Blogger Shannon said...

The decline of general knowledge certainly has a comedic element. Oh my. . .

8:15 AM  
Blogger Miao 妙 said...

I had a laugh when the girl finished her answer with the word 'DiCaprio'.

You are right in observing that most young people these days are deficient in general knowledge - my friend once conducted a survey for a newspaper article he was writing, and he found that quite a significant number of teenagers did not know who was Jane Austen, or whether the United States of America was part of the European Union (!!), and most said they'd never heard of the Yasukuni Shrine or Kofi Annan. One of my junior college classmates even thought that Colombia was a first-world European country.

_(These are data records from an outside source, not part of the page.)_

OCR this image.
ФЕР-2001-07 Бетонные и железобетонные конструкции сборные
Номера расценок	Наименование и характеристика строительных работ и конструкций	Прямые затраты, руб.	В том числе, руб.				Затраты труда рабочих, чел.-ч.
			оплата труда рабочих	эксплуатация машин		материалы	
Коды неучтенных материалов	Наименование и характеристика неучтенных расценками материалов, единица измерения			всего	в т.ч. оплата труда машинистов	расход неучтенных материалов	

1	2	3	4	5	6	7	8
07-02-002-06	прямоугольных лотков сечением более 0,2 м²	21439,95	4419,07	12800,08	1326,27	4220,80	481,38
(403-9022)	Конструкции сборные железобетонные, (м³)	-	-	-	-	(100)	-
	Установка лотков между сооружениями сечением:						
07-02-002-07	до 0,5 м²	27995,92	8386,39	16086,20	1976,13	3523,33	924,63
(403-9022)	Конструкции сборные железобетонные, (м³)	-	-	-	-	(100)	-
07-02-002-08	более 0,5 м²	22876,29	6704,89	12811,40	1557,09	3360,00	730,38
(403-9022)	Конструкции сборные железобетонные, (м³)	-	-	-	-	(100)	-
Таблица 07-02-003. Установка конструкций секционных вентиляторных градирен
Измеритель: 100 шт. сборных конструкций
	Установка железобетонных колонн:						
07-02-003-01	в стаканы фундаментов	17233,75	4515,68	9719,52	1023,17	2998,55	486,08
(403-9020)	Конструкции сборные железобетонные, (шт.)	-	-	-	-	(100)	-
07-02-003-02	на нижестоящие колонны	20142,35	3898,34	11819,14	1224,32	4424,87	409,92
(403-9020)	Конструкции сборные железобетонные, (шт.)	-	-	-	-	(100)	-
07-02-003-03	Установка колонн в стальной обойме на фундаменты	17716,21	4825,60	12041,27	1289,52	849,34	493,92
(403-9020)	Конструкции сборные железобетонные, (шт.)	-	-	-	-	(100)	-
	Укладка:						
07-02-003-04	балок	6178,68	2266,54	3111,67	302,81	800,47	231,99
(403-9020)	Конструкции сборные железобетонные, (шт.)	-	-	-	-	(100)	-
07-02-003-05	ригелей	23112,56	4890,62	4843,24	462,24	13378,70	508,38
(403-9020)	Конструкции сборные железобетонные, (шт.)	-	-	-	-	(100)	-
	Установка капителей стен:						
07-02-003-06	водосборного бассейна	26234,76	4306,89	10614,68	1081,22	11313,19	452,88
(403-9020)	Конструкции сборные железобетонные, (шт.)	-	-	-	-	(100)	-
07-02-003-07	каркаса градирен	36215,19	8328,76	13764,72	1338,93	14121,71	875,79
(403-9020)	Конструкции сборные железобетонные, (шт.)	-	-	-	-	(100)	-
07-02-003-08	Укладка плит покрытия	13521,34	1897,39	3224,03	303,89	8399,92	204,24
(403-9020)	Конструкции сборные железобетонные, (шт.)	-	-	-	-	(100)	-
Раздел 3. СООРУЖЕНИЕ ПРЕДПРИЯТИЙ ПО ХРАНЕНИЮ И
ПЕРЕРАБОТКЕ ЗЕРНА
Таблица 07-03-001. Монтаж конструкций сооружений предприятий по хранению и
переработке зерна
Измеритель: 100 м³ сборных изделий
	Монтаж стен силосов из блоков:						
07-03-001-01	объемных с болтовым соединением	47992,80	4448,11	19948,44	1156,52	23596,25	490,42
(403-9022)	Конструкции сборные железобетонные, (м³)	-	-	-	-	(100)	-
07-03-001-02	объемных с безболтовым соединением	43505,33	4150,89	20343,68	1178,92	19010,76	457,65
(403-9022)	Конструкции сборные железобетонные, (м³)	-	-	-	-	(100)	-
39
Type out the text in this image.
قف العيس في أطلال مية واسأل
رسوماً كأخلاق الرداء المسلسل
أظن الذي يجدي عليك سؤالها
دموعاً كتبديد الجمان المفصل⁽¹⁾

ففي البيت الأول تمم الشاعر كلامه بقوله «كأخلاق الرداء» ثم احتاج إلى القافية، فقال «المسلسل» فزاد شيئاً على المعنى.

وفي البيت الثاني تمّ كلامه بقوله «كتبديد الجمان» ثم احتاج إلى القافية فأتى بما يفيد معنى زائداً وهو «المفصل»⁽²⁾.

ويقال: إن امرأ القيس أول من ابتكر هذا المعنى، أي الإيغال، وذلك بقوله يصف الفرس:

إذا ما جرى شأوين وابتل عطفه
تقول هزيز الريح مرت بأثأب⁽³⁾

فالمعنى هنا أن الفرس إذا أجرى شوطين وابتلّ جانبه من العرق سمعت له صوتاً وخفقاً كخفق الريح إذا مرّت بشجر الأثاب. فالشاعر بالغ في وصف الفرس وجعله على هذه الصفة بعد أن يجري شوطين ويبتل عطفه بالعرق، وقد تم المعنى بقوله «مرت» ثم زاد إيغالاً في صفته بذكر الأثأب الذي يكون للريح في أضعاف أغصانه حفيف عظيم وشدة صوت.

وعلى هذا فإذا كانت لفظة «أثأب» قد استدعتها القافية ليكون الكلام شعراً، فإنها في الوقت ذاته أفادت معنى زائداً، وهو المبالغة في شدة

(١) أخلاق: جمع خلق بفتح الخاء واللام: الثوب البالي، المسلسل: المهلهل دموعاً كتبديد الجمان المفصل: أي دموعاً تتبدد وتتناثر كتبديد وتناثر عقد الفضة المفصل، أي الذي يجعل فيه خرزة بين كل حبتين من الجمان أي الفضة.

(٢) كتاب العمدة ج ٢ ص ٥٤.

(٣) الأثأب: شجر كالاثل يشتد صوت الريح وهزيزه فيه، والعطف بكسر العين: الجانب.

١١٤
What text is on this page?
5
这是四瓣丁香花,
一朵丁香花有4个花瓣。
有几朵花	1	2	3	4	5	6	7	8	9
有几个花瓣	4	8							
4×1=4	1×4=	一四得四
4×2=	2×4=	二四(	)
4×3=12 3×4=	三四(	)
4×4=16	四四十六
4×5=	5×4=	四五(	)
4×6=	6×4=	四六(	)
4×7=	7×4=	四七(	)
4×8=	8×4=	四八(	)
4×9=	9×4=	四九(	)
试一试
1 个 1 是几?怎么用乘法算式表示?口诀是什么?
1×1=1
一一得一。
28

It is all really depressing, but general knowledge is something that cannot be taught in the classroom - you cannot possibly design a subject titled "General Knowledge" and cram every single existing well-known fact that should be known about the world into the syllabus. (Or maybe you can... Just that it defeats the purpose totally, because then general knowledge would become 'specialised' knowledge taught in a specific subject.) To gain more general knowledge, it is important that these youngsters have a sense of curiousity for the world around them, as well as a desire to learn and keep themselves up-to-date. Unfortunately our local education system has placed too much emphasis on rote learning and not enough on genuine learning in everyday life.

9:36 AM  
Blogger Valentine Cawley said...

I thought so too, Shannon!

11:02 PM  
Blogger Valentine Cawley said...

Curiosity, Miao, is precisely what is extinguished by the Singaporean style of education. If it is not "in the exam" most kids here are not interested for, to them, it then has no value at all. Such a shame.

11:03 PM  
Blogger Valentine Cawley said...

What was most funny about this is that the student was most confident in their answer...as if, "I KNOW that one!", was her underlying thought.